With even the plaintiffs admitting that their case is barred by recent precedent, a federal judge said he had no choice but to dismiss.
BALTIMORE, Md. (CN) — Batting down a legal battle of Maryland’s extensive ban on assault weapons, a federal judge ruled Thursday that the suit “had no grounding in law.”
The 2-page order comes just three months after the Firearms Policy Coalition and three of its members filed the complaint with help from a Maryland arms dealer and two more Second Amendment groups.
Somewhat counterintuitively, they reacted enthusiastically to this morning’s dismissal by Chief U.S. District Judge James Bredar.

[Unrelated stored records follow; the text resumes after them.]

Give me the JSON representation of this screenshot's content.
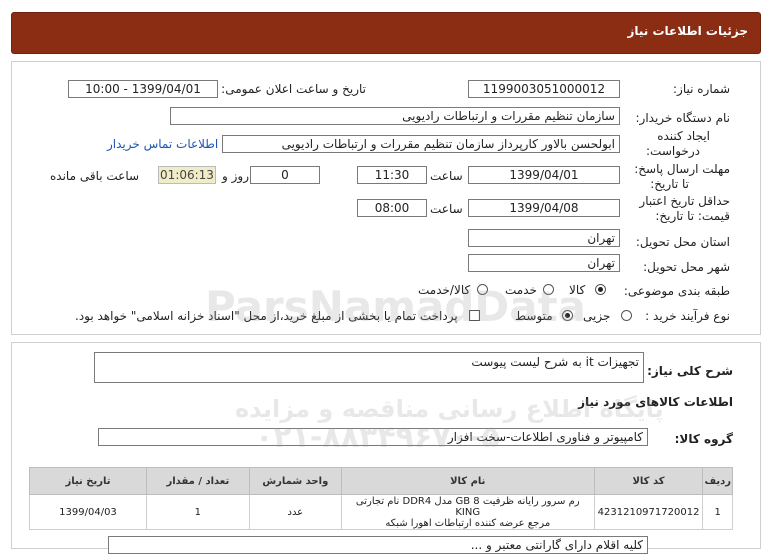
{
  "header": {
    "title": "جزئیات اطلاعات نیاز"
  },
  "fields": {
    "need_number_label": "شماره نیاز:",
    "need_number": "1199003051000012",
    "announce_label": "تاریخ و ساعت اعلان عمومی:",
    "announce_value": "1399/04/01 - 10:00",
    "buyer_label": "نام دستگاه خریدار:",
    "buyer_value": "سازمان تنظیم مقررات و ارتباطات رادیویی",
    "creator_label_1": "ایجاد کننده",
    "creator_label_2": "درخواست:",
    "creator_value": "ابولحسن  بالاور کارپرداز سازمان تنظیم مقررات و ارتباطات رادیویی",
    "contact_link": "اطلاعات تماس خریدار",
    "deadline_label_1": "مهلت ارسال پاسخ:",
    "deadline_label_2": "تا تاریخ:",
    "deadline_date": "1399/04/01",
    "time_label": "ساعت",
    "deadline_time": "11:30",
    "days_value": "0",
    "days_label": "روز و",
    "remaining_timer": "01:06:13",
    "remaining_label": "ساعت باقی مانده",
    "validity_label_1": "حداقل تاریخ اعتبار",
    "validity_label_2": "قیمت: تا تاریخ:",
    "validity_date": "1399/04/08",
    "validity_time": "08:00",
    "province_label": "استان محل تحویل:",
    "province_value": "تهران",
    "city_label": "شهر محل تحویل:",
    "city_value": "تهران",
    "category_label": "طبقه بندی موضوعی:",
    "category_options": [
      "کالا",
      "خدمت",
      "کالا/خدمت"
    ],
    "process_label": "نوع فرآیند خرید :",
    "process_options": [
      "جزیی",
      "متوسط"
    ],
    "payment_note": "پرداخت تمام یا بخشی از مبلغ خرید،از محل \"اسناد خزانه اسلامی\" خواهد بود."
  },
  "description": {
    "label": "شرح کلی نیاز:",
    "value": "تجهیزات it به شرح لیست پیوست"
  },
  "goods": {
    "section_title": "اطلاعات کالاهای مورد نیاز",
    "group_label": "گروه کالا:",
    "group_value": "کامپیوتر و فناوری اطلاعات-سخت افزار",
    "columns": [
      "ردیف",
      "کد کالا",
      "نام کالا",
      "واحد شمارش",
      "تعداد / مقدار",
      "تاریخ نیاز"
    ],
    "rows": [
      {
        "index": "1",
        "code": "4231210971720012",
        "name_line1": "رم سرور رایانه ظرفیت 8 GB مدل DDR4 نام تجارتی KING",
        "name_line2": "مرجع عرضه کننده ارتباطات اهورا شبکه",
        "unit": "عدد",
        "qty": "1",
        "date": "1399/04/03"
      }
    ]
  },
  "footer_fragment": "کلیه اقلام دارای گارانتی معتبر و ...",
  "watermark": {
    "brand": "ParsNamadData",
    "line1": "پایگاه اطلاع رسانی مناقصه و مزایده",
    "phone": "۰۲۱-۸۸۳۴۹۶۷۰-۵"
  },
  "colors": {
    "header_bg": "#8b2d13",
    "link": "#1a56b3",
    "timer_bg": "#f1ecc8"
  }
}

“We are delighted that the District Court quickly ruled … allowing this important case to move up to the Court of Appeals,” Adam Kraut, senior director of legal operations, said in a statement. “The court was bound to reach this result and has provided an opportunity for this case to continue on its trajectory to the Supreme Court without having to engage in the needless and wasteful litigation the state sought to force. We maintain optimism that the case will continue to work its way to a petition for certiorari at the Supreme Court.”

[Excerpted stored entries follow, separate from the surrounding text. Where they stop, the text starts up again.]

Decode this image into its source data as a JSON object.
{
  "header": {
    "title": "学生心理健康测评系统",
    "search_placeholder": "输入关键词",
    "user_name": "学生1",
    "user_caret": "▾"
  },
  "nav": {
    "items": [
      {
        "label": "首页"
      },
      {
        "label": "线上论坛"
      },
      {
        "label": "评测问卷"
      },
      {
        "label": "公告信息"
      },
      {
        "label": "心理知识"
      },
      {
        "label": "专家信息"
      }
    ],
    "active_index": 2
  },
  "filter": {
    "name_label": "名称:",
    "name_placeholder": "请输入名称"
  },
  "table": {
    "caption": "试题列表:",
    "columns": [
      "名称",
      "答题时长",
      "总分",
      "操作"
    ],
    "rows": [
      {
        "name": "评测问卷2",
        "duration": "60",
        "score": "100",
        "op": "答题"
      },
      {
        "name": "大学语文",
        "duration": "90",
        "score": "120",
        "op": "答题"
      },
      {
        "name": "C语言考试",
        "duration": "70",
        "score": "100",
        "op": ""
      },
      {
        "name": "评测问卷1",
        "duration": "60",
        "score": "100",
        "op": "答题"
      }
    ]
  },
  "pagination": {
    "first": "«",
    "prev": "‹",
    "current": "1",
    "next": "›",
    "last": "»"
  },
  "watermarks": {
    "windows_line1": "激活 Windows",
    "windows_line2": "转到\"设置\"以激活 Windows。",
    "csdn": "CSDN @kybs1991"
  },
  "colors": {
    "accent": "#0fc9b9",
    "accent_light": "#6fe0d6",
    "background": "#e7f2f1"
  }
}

The coalition has their eyes first on the Supreme Court, as the Fourth Circuit already upheld Maryland’s assault-weapons ban in Kolbe v. Hogan — a case that the federal appeals court heard en banc.
“Because Kolbe is binding law in the Fourth Circuit, only another en banc panel, which is unlikely, or the Supreme Court may overturn the grossly wrong Fourth Circuit precedent,” the coalition said Thursday. “The District Court’s dismissal of the Bianchi complaint allows the case to proceed in an expeditious manner without having to litigate at this time procedural and other issues which are without consequence to the ultimate decision on correcting the state of the law.”
Maryland expanded its ban on assault weapons after the 2012 Sandy Hook massacre in Connecticut, and the Fourth Circuit agreed with the state that citizens have no right to own military-style guns or large-capacity magazines.
Maryland Attorney General Brian Frosh did not immediately respond to a request for comment Thursday. On-duty military personnel and law enforcement officers are exempt from the state ban on assault weapons, and the state told Bredar in answering the complaint it “den[ies] that the assault weapons restricted by Maryland law are ‘common’ firearms.”